Bank of America will sell San Francisco-based First Republic Bank to two private equity groups. The deal is set to go through next year. Bloomberg has the details:
Bank of America Corp. said it agreed to sell First Republic Bank to a group led by private-equity firms General Atlantic LLC and Colony Capital LLC. The Wall Street Journal reported earlier today that the group will pay more than $1 billion, citing unidentified people familiar with the situation.
Bank of America, the biggest U.S. lender by assets, is selling businesses to raise capital after getting $45 billion in government rescue funds. Colony has invested more than $39 billion since its founding by billionaire Thomas Barrack in 1991. General Atlantic focuses on financial and technology companies.
Bank of America inherited First Republic when it bought Merrill Lynch & Co. in January. Merrill Lynch bought the bank, which had assets of $19 billion on Sept. 30, for $1.8 billion in 2007. First Republic serves affluent clients in California, Connecticut New York and Nevada.

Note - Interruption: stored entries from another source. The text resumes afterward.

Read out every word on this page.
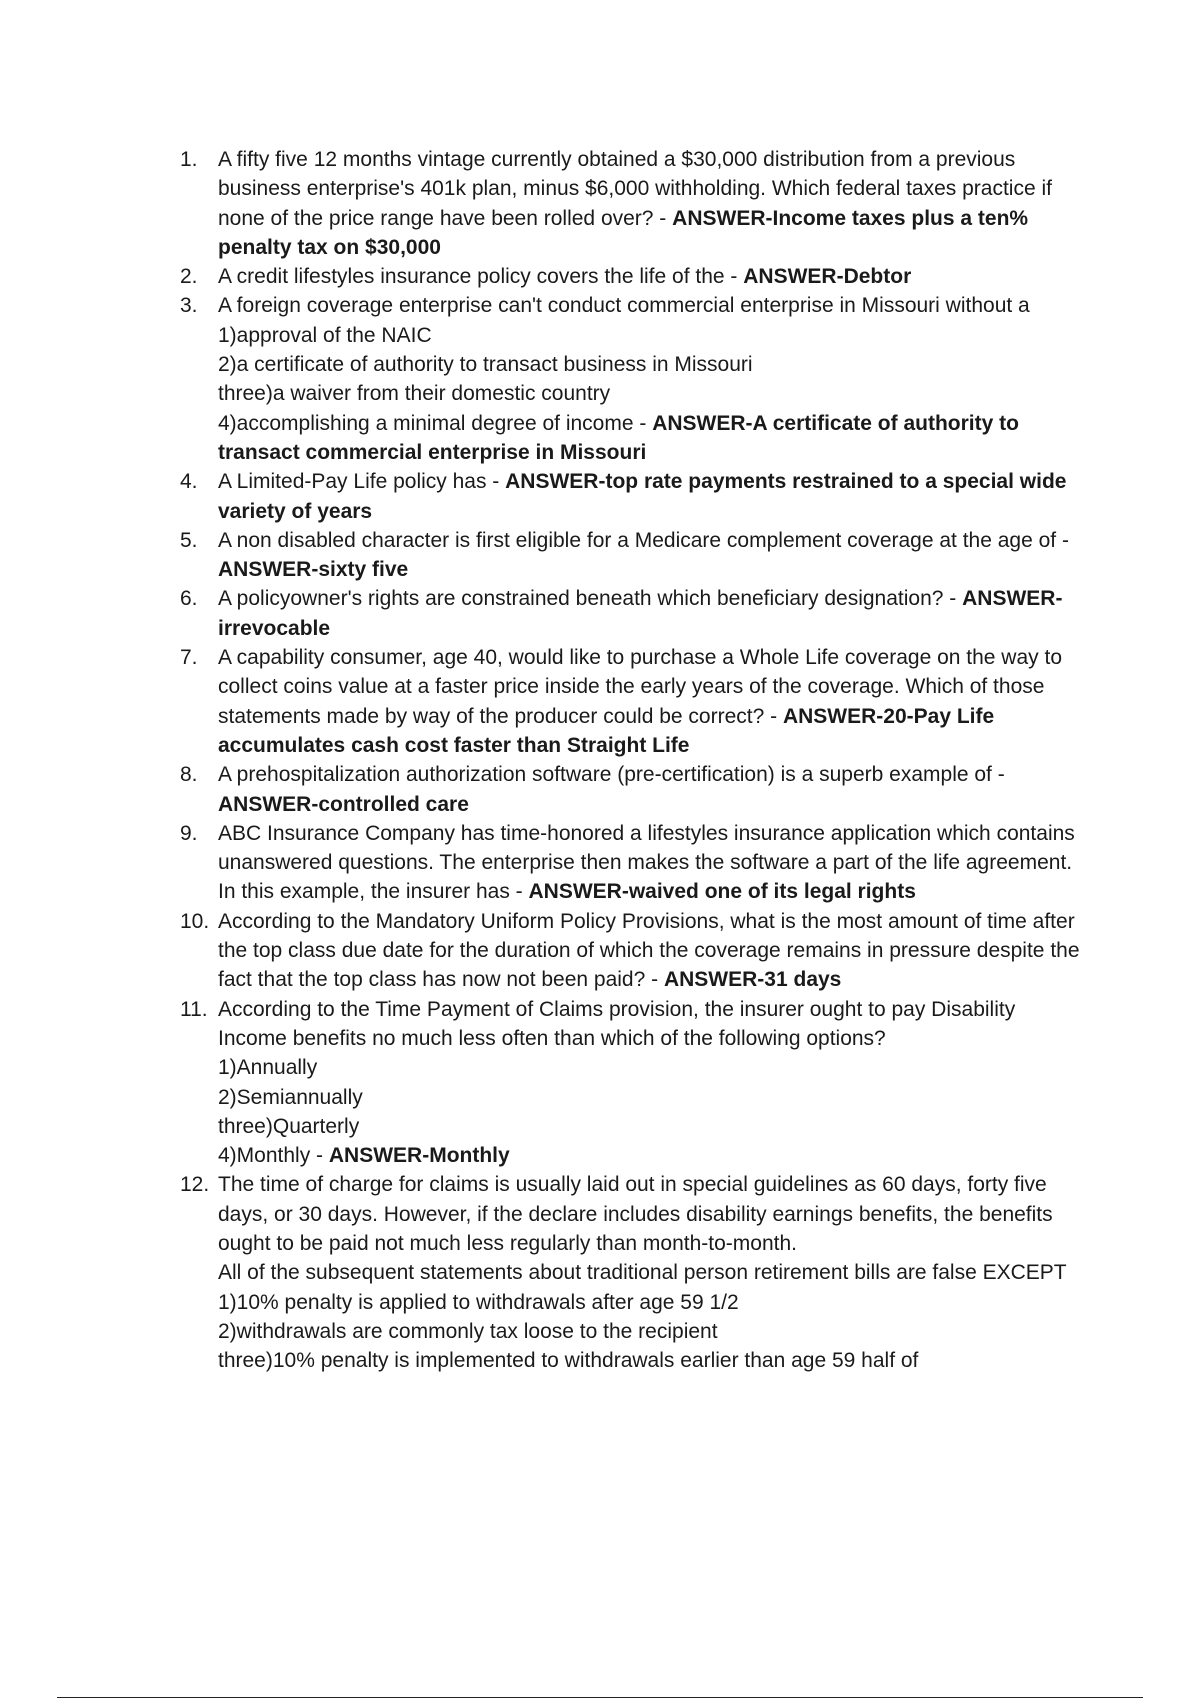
1. A fifty five 12 months vintage currently obtained a $30,000 distribution from a previous business enterprise's 401k plan, minus $6,000 withholding. Which federal taxes practice if none of the price range have been rolled over? - ANSWER-Income taxes plus a ten% penalty tax on $30,000
2. A credit lifestyles insurance policy covers the life of the - ANSWER-Debtor
3. A foreign coverage enterprise can't conduct commercial enterprise in Missouri without a
1)approval of the NAIC
2)a certificate of authority to transact business in Missouri
three)a waiver from their domestic country
4)accomplishing a minimal degree of income - ANSWER-A certificate of authority to transact commercial enterprise in Missouri
4. A Limited-Pay Life policy has - ANSWER-top rate payments restrained to a special wide variety of years
5. A non disabled character is first eligible for a Medicare complement coverage at the age of - ANSWER-sixty five
6. A policyowner's rights are constrained beneath which beneficiary designation? - ANSWER-irrevocable
7. A capability consumer, age 40, would like to purchase a Whole Life coverage on the way to collect coins value at a faster price inside the early years of the coverage. Which of those statements made by way of the producer could be correct? - ANSWER-20-Pay Life accumulates cash cost faster than Straight Life
8. A prehospitalization authorization software (pre-certification) is a superb example of - ANSWER-controlled care
9. ABC Insurance Company has time-honored a lifestyles insurance application which contains unanswered questions. The enterprise then makes the software a part of the life agreement. In this example, the insurer has - ANSWER-waived one of its legal rights
10. According to the Mandatory Uniform Policy Provisions, what is the most amount of time after the top class due date for the duration of which the coverage remains in pressure despite the fact that the top class has now not been paid? - ANSWER-31 days
11. According to the Time Payment of Claims provision, the insurer ought to pay Disability Income benefits no much less often than which of the following options?
1)Annually
2)Semiannually
three)Quarterly
4)Monthly - ANSWER-Monthly
12. The time of charge for claims is usually laid out in special guidelines as 60 days, forty five days, or 30 days. However, if the declare includes disability earnings benefits, the benefits ought to be paid not much less regularly than month-to-month.
All of the subsequent statements about traditional person retirement bills are false EXCEPT
1)10% penalty is applied to withdrawals after age 59 1/2
2)withdrawals are commonly tax loose to the recipient
three)10% penalty is implemented to withdrawals earlier than age 59 half of
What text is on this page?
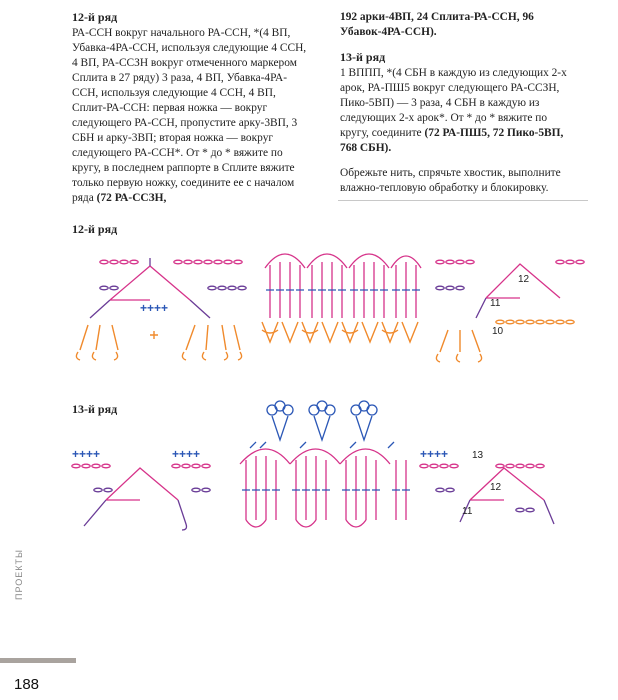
12-й ряд
РА-ССН вокруг начального РА-ССН, *(4 ВП, Убавка-4РА-ССН, используя следующие 4 ССН, 4 ВП, РА-ССЗН вокруг отмеченного маркером Сплита в 27 ряду) 3 раза, 4 ВП, Убавка-4РА-ССН, используя следующие 4 ССН, 4 ВП, Сплит-РА-ССН: первая ножка — вокруг следующего РА-ССН, пропустите арку-3ВП, 3 СБН и арку-3ВП; вторая ножка — вокруг следующего РА-ССН*. От * до * вяжите по кругу, в последнем раппорте в Сплите вяжите только первую ножку, соедините ее с началом ряда (72 РА-ССЗН,

192 арки-4ВП, 24 Сплита-РА-ССН, 96 Убавок-4РА-ССН).

13-й ряд

1 ВППП, *(4 СБН в каждую из следующих 2-х арок, РА-ПШ5 вокруг следующего РА-ССЗН, Пико-5ВП) — 3 раза, 4 СБН в каждую из следующих 2-х арок*. От * до * вяжите по кругу, соедините (72 РА-ПШ5, 72 Пико-5ВП, 768 СБН).

Обрежьте нить, спрячьте хвостик, выполните влажно-тепловую обработку и блокировку.

12-й ряд
13-й ряд
++++
12
11
10
++++	++++	++++ 13
12
11
ПРОЕКТЫ
188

Almost two years ago, soon-to-be-ex-CEO Ken Lewis said that as a big bank, “it’s your prerogative to use ‘retreat’ or ‘retrench” (as quoted from the New York Times). Looks like “retreat” is winning. The Wall Street Journal explains:
The long-expected sale of First Republic is the result of a review of Bank of America assets. The bank is working to bolster its capital ratios and shed any units that are no longer strategic fits. Last month it sold the long-term asset management business of Columbia Management to Ameriprise Financial Inc. for up to $1.2 billion.